The alleged offender then got into a silver Mazda Demio nearby — with a second person — and they fled.


At some point in the day one of the cars struck a member of the public, injuring them.

A police manhunt fanned out across the region, closing streets.

At 1.45pm, Coster was tasked with delivering the news of the first police officer killed on the front line in 11 years.

In Wellington, he booked a flight to Auckland to offer his support.

By 5.30pm, he was at the Henderson police station telling media they had two people in custody and had recovered a firearm.

Officers across Auckland would remain armed until Coster was confident the "right people are in custody".
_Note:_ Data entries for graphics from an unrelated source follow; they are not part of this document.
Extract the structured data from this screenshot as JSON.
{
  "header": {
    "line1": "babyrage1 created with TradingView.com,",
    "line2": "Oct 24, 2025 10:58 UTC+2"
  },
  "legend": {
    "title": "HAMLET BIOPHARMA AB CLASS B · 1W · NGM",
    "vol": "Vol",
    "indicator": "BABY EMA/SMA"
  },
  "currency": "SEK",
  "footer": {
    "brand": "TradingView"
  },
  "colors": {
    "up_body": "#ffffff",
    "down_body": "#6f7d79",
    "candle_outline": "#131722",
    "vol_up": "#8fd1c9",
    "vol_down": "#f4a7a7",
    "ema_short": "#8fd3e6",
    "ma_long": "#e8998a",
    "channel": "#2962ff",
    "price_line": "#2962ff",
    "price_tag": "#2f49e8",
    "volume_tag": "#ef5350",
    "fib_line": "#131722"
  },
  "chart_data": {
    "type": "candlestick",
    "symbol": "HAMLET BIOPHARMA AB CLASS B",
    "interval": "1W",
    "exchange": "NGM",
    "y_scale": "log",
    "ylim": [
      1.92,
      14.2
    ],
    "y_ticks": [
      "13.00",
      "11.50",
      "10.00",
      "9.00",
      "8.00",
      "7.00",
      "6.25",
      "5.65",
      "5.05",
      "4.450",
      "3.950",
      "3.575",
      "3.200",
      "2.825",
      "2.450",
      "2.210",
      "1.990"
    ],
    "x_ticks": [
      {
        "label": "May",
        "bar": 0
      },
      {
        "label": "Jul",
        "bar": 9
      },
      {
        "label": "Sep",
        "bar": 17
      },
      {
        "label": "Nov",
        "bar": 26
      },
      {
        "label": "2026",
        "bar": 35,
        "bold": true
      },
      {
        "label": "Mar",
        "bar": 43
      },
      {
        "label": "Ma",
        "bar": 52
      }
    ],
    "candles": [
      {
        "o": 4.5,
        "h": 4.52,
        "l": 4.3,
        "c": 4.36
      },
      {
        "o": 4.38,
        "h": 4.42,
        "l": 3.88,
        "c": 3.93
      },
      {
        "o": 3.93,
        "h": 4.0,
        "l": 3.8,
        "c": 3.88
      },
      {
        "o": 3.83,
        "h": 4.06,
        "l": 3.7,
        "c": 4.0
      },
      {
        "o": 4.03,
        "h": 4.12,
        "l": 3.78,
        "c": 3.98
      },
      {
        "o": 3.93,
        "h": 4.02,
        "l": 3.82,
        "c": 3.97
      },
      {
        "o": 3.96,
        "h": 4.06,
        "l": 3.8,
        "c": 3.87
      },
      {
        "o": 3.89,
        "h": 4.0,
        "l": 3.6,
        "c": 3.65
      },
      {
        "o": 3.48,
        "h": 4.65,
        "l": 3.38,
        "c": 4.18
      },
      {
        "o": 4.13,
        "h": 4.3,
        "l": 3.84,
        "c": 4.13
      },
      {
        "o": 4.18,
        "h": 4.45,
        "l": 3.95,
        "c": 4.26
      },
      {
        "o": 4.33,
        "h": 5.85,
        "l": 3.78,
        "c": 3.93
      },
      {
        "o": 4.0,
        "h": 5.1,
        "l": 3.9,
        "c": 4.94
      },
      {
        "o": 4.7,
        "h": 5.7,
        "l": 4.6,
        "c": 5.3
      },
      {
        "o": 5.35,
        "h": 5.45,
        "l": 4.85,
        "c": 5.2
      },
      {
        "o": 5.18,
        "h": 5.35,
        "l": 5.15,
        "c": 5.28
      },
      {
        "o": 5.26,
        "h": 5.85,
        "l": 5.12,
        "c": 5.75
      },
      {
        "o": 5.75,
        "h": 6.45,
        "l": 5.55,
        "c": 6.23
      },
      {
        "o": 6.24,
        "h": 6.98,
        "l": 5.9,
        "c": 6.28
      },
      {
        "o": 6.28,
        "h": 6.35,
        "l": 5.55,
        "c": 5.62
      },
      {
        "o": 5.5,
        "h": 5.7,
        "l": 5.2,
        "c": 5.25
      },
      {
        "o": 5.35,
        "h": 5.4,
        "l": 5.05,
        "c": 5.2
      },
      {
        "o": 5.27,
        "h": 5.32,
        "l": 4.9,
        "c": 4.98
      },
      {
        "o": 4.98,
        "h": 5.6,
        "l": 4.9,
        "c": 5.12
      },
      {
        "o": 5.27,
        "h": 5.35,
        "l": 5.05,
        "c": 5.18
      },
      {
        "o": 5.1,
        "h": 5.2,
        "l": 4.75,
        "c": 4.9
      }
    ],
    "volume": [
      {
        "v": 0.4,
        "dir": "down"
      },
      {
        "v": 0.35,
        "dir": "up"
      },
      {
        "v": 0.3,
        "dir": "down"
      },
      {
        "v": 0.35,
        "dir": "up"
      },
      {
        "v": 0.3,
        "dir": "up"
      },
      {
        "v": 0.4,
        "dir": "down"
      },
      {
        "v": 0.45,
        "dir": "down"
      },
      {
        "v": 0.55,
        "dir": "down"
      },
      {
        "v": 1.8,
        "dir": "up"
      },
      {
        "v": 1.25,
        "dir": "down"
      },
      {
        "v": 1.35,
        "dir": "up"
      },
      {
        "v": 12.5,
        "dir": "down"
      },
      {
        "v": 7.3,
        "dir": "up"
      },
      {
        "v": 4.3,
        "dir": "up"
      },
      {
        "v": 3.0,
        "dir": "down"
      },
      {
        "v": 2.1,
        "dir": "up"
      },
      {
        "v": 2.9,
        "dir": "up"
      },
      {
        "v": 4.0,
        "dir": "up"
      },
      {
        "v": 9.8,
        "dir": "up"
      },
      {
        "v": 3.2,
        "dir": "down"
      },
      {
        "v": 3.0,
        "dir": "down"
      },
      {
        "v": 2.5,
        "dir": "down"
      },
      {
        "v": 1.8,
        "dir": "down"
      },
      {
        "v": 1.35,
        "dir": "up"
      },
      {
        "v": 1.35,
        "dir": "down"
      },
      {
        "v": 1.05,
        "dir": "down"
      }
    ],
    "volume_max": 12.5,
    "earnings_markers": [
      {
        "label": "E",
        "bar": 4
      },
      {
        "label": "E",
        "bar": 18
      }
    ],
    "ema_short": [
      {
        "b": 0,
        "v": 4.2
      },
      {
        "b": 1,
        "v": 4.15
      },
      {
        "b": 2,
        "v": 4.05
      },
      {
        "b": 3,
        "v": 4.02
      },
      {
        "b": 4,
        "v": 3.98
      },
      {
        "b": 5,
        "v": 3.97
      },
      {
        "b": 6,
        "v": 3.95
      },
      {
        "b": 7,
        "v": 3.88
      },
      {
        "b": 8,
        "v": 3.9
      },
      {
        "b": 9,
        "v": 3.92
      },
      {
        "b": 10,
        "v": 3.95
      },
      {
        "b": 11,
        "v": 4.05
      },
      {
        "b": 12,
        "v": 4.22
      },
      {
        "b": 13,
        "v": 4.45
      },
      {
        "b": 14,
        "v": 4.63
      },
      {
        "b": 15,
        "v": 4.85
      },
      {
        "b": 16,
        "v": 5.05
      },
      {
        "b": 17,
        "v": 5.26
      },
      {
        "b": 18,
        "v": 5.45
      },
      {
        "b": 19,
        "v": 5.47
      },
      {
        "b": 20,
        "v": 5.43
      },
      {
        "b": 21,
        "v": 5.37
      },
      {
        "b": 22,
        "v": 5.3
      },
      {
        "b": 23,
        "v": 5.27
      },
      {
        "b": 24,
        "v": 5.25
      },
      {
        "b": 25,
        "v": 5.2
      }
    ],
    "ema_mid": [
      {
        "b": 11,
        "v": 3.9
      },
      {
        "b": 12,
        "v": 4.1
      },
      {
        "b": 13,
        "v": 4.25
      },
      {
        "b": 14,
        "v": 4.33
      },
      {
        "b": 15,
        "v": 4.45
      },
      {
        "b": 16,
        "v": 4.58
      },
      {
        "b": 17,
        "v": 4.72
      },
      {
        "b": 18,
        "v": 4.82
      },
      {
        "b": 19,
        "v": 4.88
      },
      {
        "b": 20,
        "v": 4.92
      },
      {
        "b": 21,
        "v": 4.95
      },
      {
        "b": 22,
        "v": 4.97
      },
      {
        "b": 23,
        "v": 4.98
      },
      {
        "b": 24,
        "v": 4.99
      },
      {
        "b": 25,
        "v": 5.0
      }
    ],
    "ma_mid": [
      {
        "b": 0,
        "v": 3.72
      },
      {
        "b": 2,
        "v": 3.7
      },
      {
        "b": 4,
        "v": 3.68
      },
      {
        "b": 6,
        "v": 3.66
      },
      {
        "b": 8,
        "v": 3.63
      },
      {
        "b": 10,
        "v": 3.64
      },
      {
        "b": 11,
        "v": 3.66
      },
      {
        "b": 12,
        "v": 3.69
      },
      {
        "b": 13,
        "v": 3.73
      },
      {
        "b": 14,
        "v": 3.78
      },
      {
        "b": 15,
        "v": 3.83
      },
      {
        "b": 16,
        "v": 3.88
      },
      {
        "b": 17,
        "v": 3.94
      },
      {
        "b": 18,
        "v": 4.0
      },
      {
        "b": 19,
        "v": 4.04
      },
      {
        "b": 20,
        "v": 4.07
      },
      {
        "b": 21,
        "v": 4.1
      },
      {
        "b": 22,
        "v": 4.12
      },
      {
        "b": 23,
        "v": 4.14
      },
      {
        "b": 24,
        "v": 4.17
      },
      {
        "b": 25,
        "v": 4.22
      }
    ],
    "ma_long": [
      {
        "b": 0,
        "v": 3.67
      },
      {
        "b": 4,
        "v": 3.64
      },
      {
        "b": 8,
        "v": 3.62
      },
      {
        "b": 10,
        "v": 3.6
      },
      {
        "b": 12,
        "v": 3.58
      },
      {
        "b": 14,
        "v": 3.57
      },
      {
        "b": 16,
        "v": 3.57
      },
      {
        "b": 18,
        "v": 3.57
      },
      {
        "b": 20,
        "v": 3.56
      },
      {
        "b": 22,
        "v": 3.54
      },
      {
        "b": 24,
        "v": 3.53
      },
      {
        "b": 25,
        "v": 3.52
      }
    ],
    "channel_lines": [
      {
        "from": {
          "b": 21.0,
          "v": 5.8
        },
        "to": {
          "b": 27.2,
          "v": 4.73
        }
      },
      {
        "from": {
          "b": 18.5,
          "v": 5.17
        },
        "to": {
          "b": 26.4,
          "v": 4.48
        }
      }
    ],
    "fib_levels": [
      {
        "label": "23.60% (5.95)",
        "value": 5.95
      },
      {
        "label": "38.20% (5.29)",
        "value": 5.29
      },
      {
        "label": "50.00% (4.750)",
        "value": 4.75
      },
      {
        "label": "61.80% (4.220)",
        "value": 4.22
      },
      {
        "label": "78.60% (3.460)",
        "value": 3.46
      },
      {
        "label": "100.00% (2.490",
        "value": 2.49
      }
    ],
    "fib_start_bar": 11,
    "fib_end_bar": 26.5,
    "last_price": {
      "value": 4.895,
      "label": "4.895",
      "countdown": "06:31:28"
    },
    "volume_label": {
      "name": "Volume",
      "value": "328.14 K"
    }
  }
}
"Our priority is to hold this offender to account," Coster told media.

"I ask that you keep this officer's family in your thoughts, as their loved one will not be coming home tonight."

Police Association President Chris Cahill also spoke out on the tragedy yesterday.

Police Commissioner Andrew Coster at the Henderson Police Station. Photo / Hayden Woodward
Police Commissioner Andrew Coster at the Henderson Police Station. Photo / Hayden Woodward

"We all know being a police officer is a risky job, but officers live with the expectation that they will go home at the end of their shift," he said.

"Their families live with that expectation too, and they have every right to see their loved ones home safely."

Cahill said the killing demonstrated risks to officers in "everyday routine policing" and highlighted the dangers of the "proliferation of firearms in the hands of criminals".


"It is an absolute tragedy that the very people who run towards danger to keep us all safe, can end up paying the ultimate price in the line of duty," he said.